Phi, the 1, 2, root 5 triangle and the Eight Pointed Star
The Fibonacci Series
0, 1, 1, 2, 3, 5, 8, 13, 21, 34, 55, 89, 144, 233, 377, . . .
Consecutive numbers are added together to progress the series:
0+1=1, 1+1=2, 1+2=3, 2+3=5, 3+5=8, 5+8=13, 8+13=21, . . .
In the Fibonacci Series consecutive numbers create fractions. As the fractions progress along the series they become increasingly closer to a proportion known as The Extreme to Mean Ratio.
The Extreme to Mean Ratio
Any two consecutive numbers in the Fibonacci Series represent a fraction. Each progressive fraction in the series more accurately expresses the Extreme to Mean Ratio. The Extreme to Mean Ratio is expressed as the fraction √5 ± 1 ÷ 2 whose decimal equivalent is irrational; .61803398875 . . . .
If we look at the Fibonacci Fraction 55/89 its decimal equivalent is .6179… (55 ÷ 89 = .6179….) This is a very close approximation of the Extreme to Mean Ratio. If we look at the next fraction in the series, 89/144, we get an even closer decimal equivalent of .61805. As the series grows the fractions more accurately describe the irrational Extreme to Mean Ratio. The series goes on theoretically for ever and can never reach the irrational expression of Phi.
The geometry of the Fibonacci Spiral has a peculiar irregularity in its pattern. The square, representing the number 1 of the sequence, repeats itself. This is the only time in the Sequence that a square of the same size repeats itself. It gives us the form of the double square.
Fibonacci Series:
0, 1, 1, 2, 3, 5, 8, 13, 21, 34, 55, 89, 144, 233, 377, . . . .
The 1 repeats itself as a result of the equation 0 + 1. So this anomaly of the repeated 1 is created by the power of 0. The geometric drawings of the repeated 1 (the double square) contains inside itself the irrational answer to the Extreme to Mean Ratio, something that the whole of the Fibonacci series can not achieve.
So what is the power of the replication of the square?
If we think back to the equation 1 + 0 = 1, are the two 1’s the same? In other words is 1 the same as 1 + 0 ? In the Fibonacci Series the 1’s are different. There are two of them. 0, 1, 1, 2, 3, 5, 8, 13, 21 . . . . The catalyst for the repetition seems to be the number zero since 1 + 0 gives us the next number in this additive sequence. The 1’s are arguably the same but they exist in two places in a series where numbers do not repeat. Does square make a quantum leap? Contemplating these squares led me to write a short story A Little Fib. I’m including it here to add a little mystic wonder to the square of the Fibonacci Spiral and as a geometry lesson to explain the fascinating properties of simple geometry.

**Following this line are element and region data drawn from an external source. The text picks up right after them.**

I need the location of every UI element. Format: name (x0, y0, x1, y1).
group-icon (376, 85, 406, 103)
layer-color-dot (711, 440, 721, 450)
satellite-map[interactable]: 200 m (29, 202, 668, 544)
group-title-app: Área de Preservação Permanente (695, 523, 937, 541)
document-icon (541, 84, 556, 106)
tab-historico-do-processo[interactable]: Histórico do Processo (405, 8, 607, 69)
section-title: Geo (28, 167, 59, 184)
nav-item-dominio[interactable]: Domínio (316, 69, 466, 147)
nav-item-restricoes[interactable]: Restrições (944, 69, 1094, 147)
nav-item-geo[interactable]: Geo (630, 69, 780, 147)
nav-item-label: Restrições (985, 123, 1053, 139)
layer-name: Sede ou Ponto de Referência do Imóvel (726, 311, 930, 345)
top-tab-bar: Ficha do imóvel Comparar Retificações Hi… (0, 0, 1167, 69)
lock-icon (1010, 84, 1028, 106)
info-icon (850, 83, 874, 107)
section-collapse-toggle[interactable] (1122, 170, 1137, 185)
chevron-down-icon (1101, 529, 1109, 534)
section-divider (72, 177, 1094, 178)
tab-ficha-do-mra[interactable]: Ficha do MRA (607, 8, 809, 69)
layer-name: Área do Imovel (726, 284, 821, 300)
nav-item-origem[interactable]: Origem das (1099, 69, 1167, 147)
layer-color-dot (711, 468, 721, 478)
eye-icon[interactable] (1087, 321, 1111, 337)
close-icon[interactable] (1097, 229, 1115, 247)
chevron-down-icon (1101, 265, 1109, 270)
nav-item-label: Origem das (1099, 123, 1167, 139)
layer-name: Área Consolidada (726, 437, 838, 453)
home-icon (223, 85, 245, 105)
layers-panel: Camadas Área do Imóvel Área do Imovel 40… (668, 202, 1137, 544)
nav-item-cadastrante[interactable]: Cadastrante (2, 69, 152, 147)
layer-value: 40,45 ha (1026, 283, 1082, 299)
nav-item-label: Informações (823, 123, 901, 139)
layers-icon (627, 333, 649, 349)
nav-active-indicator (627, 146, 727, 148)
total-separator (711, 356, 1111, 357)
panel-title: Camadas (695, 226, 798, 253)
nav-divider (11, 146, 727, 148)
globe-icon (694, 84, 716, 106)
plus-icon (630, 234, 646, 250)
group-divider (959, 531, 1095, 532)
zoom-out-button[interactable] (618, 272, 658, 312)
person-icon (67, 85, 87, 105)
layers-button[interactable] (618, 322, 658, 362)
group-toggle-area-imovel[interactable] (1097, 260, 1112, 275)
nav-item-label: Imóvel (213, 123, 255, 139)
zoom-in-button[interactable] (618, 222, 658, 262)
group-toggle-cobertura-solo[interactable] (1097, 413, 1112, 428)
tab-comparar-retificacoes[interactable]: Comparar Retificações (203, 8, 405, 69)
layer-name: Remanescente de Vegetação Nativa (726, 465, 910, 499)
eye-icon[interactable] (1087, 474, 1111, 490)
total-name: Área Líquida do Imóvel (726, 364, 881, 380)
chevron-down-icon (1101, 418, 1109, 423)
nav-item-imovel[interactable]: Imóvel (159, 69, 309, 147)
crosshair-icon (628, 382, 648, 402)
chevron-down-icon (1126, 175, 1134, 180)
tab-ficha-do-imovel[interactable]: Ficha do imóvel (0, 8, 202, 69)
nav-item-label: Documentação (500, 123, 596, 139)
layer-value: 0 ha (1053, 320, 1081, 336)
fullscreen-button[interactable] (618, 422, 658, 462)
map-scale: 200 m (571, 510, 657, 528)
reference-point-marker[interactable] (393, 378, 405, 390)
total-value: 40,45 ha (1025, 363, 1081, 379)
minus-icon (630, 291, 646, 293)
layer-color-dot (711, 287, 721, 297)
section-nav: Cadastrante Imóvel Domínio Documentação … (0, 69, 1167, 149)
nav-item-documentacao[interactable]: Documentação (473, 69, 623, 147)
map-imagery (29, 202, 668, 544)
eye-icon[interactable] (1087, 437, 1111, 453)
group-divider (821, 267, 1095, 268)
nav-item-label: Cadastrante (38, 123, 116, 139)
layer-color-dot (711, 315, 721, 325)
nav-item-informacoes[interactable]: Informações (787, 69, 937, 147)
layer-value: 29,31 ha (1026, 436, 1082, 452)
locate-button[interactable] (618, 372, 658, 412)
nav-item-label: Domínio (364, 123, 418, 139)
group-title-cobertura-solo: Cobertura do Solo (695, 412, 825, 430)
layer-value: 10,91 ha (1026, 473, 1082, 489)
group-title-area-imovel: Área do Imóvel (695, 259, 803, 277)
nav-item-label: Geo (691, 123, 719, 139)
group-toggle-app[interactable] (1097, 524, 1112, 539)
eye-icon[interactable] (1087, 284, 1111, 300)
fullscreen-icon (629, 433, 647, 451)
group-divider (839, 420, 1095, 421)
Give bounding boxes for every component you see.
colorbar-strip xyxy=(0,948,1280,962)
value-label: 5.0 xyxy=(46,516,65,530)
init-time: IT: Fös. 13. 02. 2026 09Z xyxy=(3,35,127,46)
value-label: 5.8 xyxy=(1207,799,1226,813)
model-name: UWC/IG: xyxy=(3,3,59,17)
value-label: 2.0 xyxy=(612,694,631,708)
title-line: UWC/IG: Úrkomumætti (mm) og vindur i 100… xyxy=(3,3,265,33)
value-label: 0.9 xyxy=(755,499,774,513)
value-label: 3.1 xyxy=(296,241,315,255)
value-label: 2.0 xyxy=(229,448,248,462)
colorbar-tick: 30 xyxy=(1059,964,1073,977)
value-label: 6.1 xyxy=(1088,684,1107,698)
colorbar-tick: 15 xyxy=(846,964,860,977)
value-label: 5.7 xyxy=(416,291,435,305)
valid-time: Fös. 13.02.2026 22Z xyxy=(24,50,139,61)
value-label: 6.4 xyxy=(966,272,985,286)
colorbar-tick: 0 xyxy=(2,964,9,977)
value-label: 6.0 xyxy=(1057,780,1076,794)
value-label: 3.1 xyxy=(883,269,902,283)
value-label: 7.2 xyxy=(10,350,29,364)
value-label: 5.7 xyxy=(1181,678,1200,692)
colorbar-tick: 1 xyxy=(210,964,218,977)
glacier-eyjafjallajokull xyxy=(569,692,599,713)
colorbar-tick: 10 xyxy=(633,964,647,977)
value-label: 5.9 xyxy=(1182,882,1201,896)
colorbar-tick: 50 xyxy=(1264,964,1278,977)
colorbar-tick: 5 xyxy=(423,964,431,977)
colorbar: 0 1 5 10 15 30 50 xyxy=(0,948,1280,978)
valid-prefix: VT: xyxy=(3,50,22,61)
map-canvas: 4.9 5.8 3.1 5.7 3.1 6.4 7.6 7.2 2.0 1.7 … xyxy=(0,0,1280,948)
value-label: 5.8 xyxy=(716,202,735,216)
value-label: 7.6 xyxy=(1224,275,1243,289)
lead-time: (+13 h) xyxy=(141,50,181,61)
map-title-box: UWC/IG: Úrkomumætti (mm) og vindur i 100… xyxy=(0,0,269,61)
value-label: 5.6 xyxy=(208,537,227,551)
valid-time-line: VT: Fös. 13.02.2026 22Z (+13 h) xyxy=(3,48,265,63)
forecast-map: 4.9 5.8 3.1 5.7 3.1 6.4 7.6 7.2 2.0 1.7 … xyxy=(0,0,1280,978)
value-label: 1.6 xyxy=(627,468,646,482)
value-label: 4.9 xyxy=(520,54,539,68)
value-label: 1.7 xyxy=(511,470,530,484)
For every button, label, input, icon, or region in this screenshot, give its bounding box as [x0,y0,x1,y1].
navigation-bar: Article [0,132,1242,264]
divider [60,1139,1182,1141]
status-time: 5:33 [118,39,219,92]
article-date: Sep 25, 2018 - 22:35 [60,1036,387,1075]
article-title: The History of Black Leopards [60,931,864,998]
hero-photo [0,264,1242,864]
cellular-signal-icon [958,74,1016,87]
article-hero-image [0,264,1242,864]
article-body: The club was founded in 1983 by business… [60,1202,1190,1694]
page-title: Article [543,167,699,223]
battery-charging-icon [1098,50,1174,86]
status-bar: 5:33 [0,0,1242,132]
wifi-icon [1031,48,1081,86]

The design paradigm for my Roman Alphabet is the Eight Pointed Star. Ultimately this star is a more complex expression of the simple square, the double square, and the 1, 2, √5 Triangle. Some will argue that the Eight Pointed Star is formed from four 3, 4, 5 Triangles. By creating the Star in this manner the perimeter square is forgotten. I prefer including the perimeter square. Furthermore, it would be very difficult to draw the Eight Pointed Star using just 3, 4, 5 Triangles. Whereas the Star can be drawn without measure in seconds using the 1, 2, √5 Triangle. You will see how both these triangles are inextricably linked as you follow my tutorials.
The Eight Pointed Star is considered as an elemental tool in the designs of antiquity. It has been written about extensively by Tons Brunes and Malcolm Stewart.The two quotes that follow summarize the importance of the eight pointed star in the shaping of our history.
The symbol he has evolved through the ages was not merely of speculative and geometrical interest: it was employed extensively in practical matters, and from earliest times right up through the centuries to the late Middle Ages it formed the basis of construction for temples, churches and other edifices. It became the background of dimensions in sculpture, and generally filled a tremendously important role in the development of culture. The diagram thus was not a mere object of speculation, but was a practical tool, occupying a place of honor in the Temple. And it was to the eight-pointed star and its manifold facets the Temple brethren turned for the answers to their problems.
I cannot prove what I suspect about the Starcut diagram [the Eight Pointed Star]. I suspect that it was an immensely early graphic device predating Euclid by thousands of years. It is not something that grows from sophisticated conclusions about geometry; it is very simple, though as we have seen its applications are vast. I take it to have been a conceptual foundation for the edifice of explorations, recognitions and practical constructions that, with the distillation of many centuries, emerged as Euclid’s Elements.
With such precedence, the alphabets paradigm of the Eight Pointed Star really raises some serious theological questions.